Бывает и так, что, когда от зрителя ждут загробные рыдания и потоки слез, он, этот непредсказуемый зритель, начинает корчиться от смеха и махать руками. Значит, в самый трагический момент увидел на сцене нечто такое, о чем сами артисты и не подозревают.
Покойный драматург-комедиограф Алексей Симуков рассказывал, как он оконфузился на премьере своего первого спектакля. По окончании его восторженный зритель стал вызывать автора на сцену. Он вышел и стал кланяться, и при каждом поклоне зал взрывался диким хохотом. Молодой драматург решил, что так и положено встречать комедиографов, и задыхался от счастья. Каково же было его отчаяние, когда оказалось, что в суматохе он забыл застегнуть на брюках ширинку и при каждом поклоне демонстрировал зрителям свои ярко-красные трусы. Как говорил герой А. Райкина: «Не смешно».
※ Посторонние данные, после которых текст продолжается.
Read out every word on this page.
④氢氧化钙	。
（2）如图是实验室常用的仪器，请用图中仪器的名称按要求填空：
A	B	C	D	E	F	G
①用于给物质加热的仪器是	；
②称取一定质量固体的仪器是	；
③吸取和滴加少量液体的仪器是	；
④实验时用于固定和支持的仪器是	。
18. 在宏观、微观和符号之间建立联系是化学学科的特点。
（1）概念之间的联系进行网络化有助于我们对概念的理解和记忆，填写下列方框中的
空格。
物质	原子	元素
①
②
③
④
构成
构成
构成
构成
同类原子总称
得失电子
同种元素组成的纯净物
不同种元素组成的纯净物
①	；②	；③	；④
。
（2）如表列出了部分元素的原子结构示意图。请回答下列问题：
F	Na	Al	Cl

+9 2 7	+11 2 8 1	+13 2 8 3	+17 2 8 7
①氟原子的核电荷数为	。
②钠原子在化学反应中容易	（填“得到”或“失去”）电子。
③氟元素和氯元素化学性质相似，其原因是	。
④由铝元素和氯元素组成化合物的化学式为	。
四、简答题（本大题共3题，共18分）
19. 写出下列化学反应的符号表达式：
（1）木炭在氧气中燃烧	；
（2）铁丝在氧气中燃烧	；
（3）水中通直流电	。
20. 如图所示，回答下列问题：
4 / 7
Чтобы не смущать своего целомудренного читателя, я не стану демонстрировать перед ним свое неглиже, а смиренно представлю ему несколько скромных рассказов из истории нашего отечественного театра после 1917 года.
Начало всех начал
Билль-Белоцерковский! ..
Сейчас это имя никому ничего не говорит. Или — почти никому. А между тем он был автором десятка пьес, полудюжины сборников рассказов и очерков, и уже после его кончины (в 1970-м) вышел двухтомник избранных произведений «Так проходит земная слава»...Иногда еще прокручивают на ТВ фильм-спектакль по его пьесе «Шторм». А чаще не фильм, а лишь одну сцену из него, где Фаина Раневская играет Спекулянтку. Помните, чтобы не попасть впросак, она все время спрашивает комитетчика: «Шо вы гоорите?.. Шо вы гоорите?..» Сцена незабываемая — потому что Раневская! — чего нельзя — увы! — сказать о самой пьесе, хотя, как утверждал сам автор, она и построена на биографическом материале.
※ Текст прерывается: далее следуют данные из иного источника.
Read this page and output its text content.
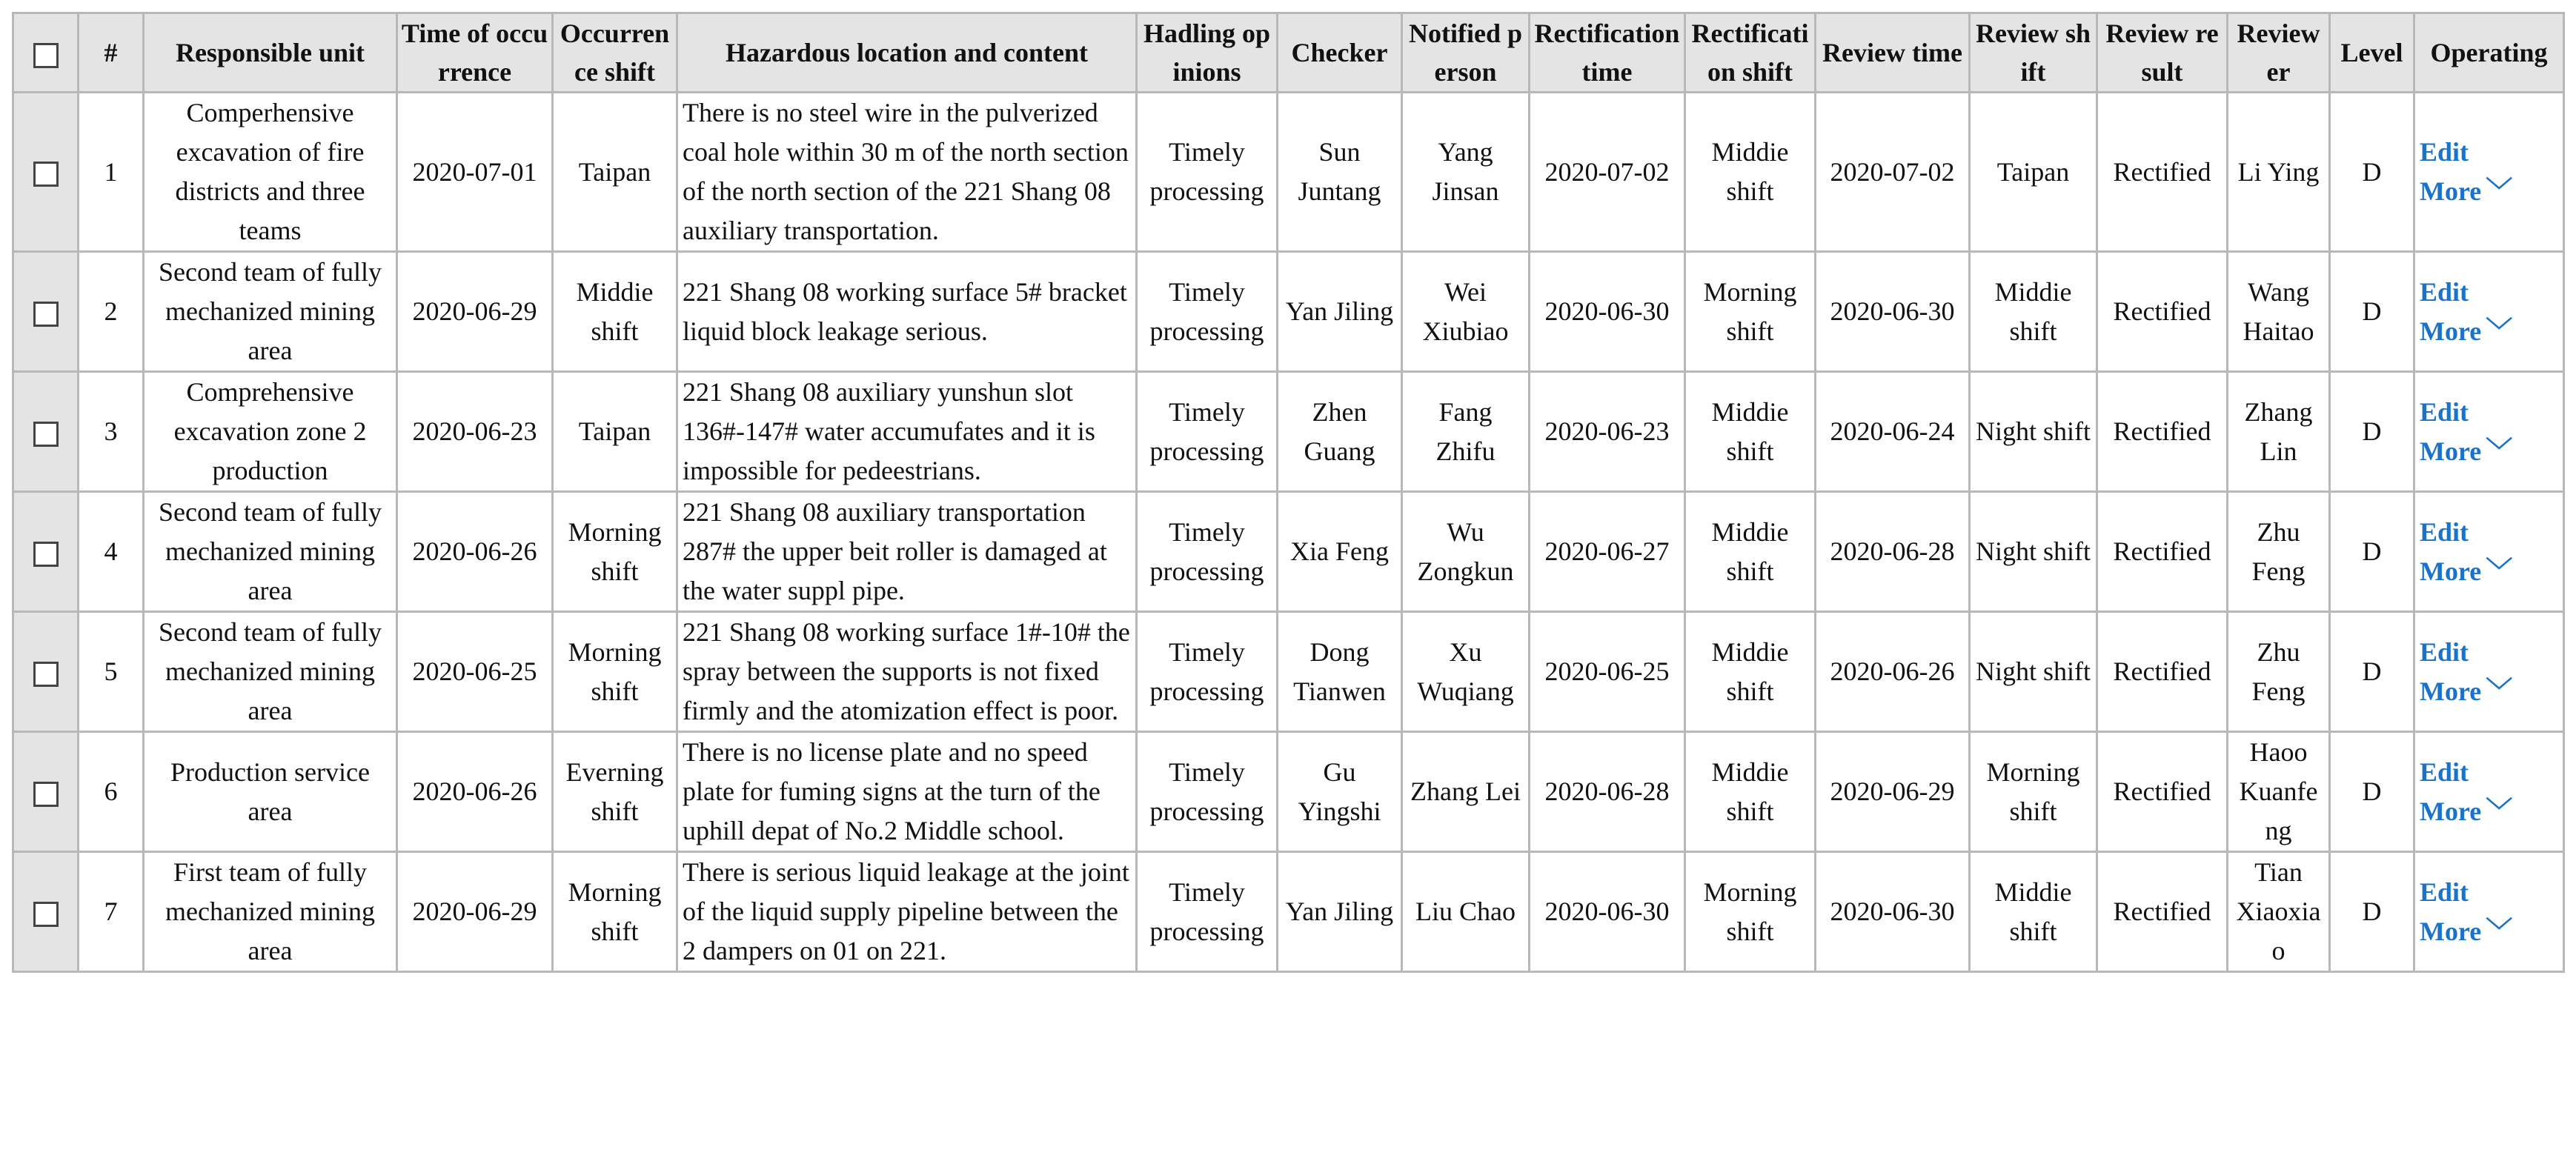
	#	Responsible unit	Time of occurrence	Occurrence shift	Hazardous location and content	Hadling opinions	Checker	Notified person	Rectification time	Rectification shift	Review time	Review shift	Review result	Reviewer	Level	Operating
	1	Comperhensive excavation of fire districts and three teams	2020-07-01	Taipan	There is no steel wire in the pulverized coal hole within 30 m of the north section of the north section of the 221 Shang 08 auxiliary transportation.	Timely processing	Sun Juntang	Yang Jinsan	2020-07-02	Middie shift	2020-07-02	Taipan	Rectified	Li Ying	D	Edit
More ﹀

	2	Second team of fully mechanized mining area	2020-06-29	Middie shift	221 Shang 08 working surface 5# bracket liquid block leakage serious.	Timely processing	Yan Jiling	Wei Xiubiao	2020-06-30	Morning shift	2020-06-30	Middie shift	Rectified	Wang Haitao	D	Edit
More ﹀

	3	Comprehensive excavation zone 2 production	2020-06-23	Taipan	221 Shang 08 auxiliary yunshun slot 136#-147# water accumufates and it is impossible for pedeestrians.	Timely processing	Zhen Guang	Fang Zhifu	2020-06-23	Middie shift	2020-06-24	Night shift	Rectified	Zhang Lin	D	Edit
More ﹀

	4	Second team of fully mechanized mining area	2020-06-26	Morning shift	221 Shang 08 auxiliary transportation 287# the upper beit roller is damaged at the water suppl pipe.	Timely processing	Xia Feng	Wu Zongkun	2020-06-27	Middie shift	2020-06-28	Night shift	Rectified	Zhu Feng	D	Edit
More ﹀

	5	Second team of fully mechanized mining area	2020-06-25	Morning shift	221 Shang 08 working surface 1#-10# the spray between the supports is not fixed firmly and the atomization effect is poor.	Timely processing	Dong Tianwen	Xu Wuqiang	2020-06-25	Middie shift	2020-06-26	Night shift	Rectified	Zhu Feng	D	Edit
More ﹀

	6	Production service area	2020-06-26	Everning shift	There is no license plate and no speed plate for fuming signs at the turn of the uphill depat of No.2 Middle school.	Timely processing	Gu Yingshi	Zhang Lei	2020-06-28	Middie shift	2020-06-29	Morning shift	Rectified	Haoo Kuanfeng	D	Edit
More ﹀

	7	First team of fully mechanized mining area	2020-06-29	Morning shift	There is serious liquid leakage at the joint of the liquid supply pipeline between the 2 dampers on 01 on 221.	Timely processing	Yan Jiling	Liu Chao	2020-06-30	Morning shift	2020-06-30	Middie shift	Rectified	Tian Xiaoxiao	D	Edit
More ﹀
А биография Белоцерковского удивительная. Начитавшись в детстве Майна Рида и Фенимора Купера, мальчишка бежит на юг. Его берут юнгой на рыболовную яхту, которая курсирует по Азовскому и Черному морям. Пацану хватило трех месяцев, чтобы разочароваться и в Купере, и в Риде. В трюме английского парохода он добирается до Америки и пешком пересекает ее с востока до запада. Здесь он знакомится со своими любимыми литературными героями, и они тоже разочаровывают его: в жизни индейцы оказались совсем не такими, какими изображали их писатели.
На западном побережье он нанимается на торговое судно и оказывается в Южной Африке. Об этом он напишет потом рассказ «Как я стал негром». А годы идут. Когда он узнал, что в России произошла революция, ему было уже тридцать два, и судьба забросила его в Китай. Из Харбина он перебирается в Россию и через всю страну «на перекладных» направляется в ее европейскую часть.
Где-то между Москвой и Уралом он пишет свое первое «литературное произведение»: «Обращение к солдатам». Его потом, в виде листовок сбрасывали с аэроплана. Там были такие «простонародные» выражения, что, по мысли автора, белогвардейцы должны были сразу же испепелиться. Красное начальство заметило это «произведение» и назначило его командиром воинского подразделения.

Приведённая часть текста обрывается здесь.